The violence erupted in KwaZulu-Natal’s provincial capital, Durban, where foreigners were burnt, stoned and struck with machetes.
Thousands of displaced migrants sought refuge at protected shelters, and many are being repatriated to their homelands.
Similar attacks occurred in 2008 when 62 people were killed and thousands displaced.
Africans from across the continent have since the fall of apartheid been migrating to South Africa in search of better livehoods.
However, some locals complain that such migrants are taking their jobs, while it is also suspected that criminals are taking advantage of this to attack foreigners.

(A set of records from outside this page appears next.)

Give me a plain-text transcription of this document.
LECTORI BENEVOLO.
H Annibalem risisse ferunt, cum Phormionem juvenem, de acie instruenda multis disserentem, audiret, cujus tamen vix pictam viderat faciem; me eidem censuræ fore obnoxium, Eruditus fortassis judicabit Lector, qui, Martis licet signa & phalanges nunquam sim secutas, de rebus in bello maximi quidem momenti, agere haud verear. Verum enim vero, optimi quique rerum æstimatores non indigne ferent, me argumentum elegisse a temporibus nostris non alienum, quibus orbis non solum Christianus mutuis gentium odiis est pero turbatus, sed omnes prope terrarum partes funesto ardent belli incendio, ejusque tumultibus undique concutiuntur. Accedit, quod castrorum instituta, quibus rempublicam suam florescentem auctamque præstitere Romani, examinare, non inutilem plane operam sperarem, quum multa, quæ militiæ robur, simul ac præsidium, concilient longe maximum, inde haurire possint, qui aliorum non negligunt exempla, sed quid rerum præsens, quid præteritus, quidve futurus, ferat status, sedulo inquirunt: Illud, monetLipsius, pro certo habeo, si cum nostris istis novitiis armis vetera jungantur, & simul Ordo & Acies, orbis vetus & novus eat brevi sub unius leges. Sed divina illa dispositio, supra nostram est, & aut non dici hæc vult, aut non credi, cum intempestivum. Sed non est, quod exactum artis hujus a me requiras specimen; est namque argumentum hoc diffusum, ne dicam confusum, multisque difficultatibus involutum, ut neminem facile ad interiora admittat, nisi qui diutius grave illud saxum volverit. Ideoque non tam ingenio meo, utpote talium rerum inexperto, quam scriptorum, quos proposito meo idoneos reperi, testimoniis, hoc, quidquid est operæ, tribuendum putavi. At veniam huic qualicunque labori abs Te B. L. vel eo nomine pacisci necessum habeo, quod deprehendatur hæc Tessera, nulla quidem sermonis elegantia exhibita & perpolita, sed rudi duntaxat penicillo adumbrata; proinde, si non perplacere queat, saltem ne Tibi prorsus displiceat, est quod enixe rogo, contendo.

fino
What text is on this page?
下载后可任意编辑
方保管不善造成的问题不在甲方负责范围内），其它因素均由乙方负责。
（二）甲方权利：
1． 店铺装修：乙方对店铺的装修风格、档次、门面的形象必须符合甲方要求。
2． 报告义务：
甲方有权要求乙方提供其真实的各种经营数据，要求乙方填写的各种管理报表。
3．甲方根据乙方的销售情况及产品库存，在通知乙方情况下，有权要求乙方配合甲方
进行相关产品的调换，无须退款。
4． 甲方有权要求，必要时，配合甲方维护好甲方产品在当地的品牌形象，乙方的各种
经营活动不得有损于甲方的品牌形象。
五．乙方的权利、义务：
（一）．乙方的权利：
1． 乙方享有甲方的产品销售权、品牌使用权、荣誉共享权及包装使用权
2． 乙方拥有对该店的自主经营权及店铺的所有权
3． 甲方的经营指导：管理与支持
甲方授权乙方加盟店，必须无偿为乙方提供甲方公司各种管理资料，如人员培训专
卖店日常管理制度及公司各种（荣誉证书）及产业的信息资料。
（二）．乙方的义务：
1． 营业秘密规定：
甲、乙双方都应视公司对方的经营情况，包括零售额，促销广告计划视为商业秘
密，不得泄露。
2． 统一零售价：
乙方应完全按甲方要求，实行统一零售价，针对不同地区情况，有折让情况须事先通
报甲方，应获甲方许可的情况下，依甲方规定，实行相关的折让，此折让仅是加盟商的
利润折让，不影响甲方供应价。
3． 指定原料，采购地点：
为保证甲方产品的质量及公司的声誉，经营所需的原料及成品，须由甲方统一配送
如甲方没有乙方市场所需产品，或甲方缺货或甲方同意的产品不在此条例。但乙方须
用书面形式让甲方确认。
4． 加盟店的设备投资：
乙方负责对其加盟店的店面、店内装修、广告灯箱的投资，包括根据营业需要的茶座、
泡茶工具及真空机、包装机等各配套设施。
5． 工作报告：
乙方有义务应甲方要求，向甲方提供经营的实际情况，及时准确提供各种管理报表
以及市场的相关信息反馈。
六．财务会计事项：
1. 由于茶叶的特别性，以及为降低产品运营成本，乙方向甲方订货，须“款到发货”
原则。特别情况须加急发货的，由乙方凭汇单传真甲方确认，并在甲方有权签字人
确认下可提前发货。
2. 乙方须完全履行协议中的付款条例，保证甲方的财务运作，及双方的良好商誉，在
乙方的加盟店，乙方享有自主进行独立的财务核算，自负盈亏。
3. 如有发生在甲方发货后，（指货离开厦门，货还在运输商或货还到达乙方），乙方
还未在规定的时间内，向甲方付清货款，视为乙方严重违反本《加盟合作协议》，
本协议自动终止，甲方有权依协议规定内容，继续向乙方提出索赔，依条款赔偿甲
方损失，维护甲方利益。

In the South African Parliament on Thursday, President Zuma said: “Many (foreigners) are in the country legally and contribute to the economy and social development of the country. Many bring skills that are scarce that help us to develop the economy and are most welcome to live in our country.
“Others came to South Africa as refugees having run away from conflict or wars in their countries of origin, in the same way that many South Africans left this country at some point and lived in other countries in the continent and beyond. We were treated with generosity, dignity and respect by our brothers and sisters from the rest of the continent. We will never forget that hospitality and solidarity.
“We condemn the violence in the strongest possible terms. The attacks violate all the values that South Africa embodies, especially the respect for human life, human rights, human dignity and ubuntu.”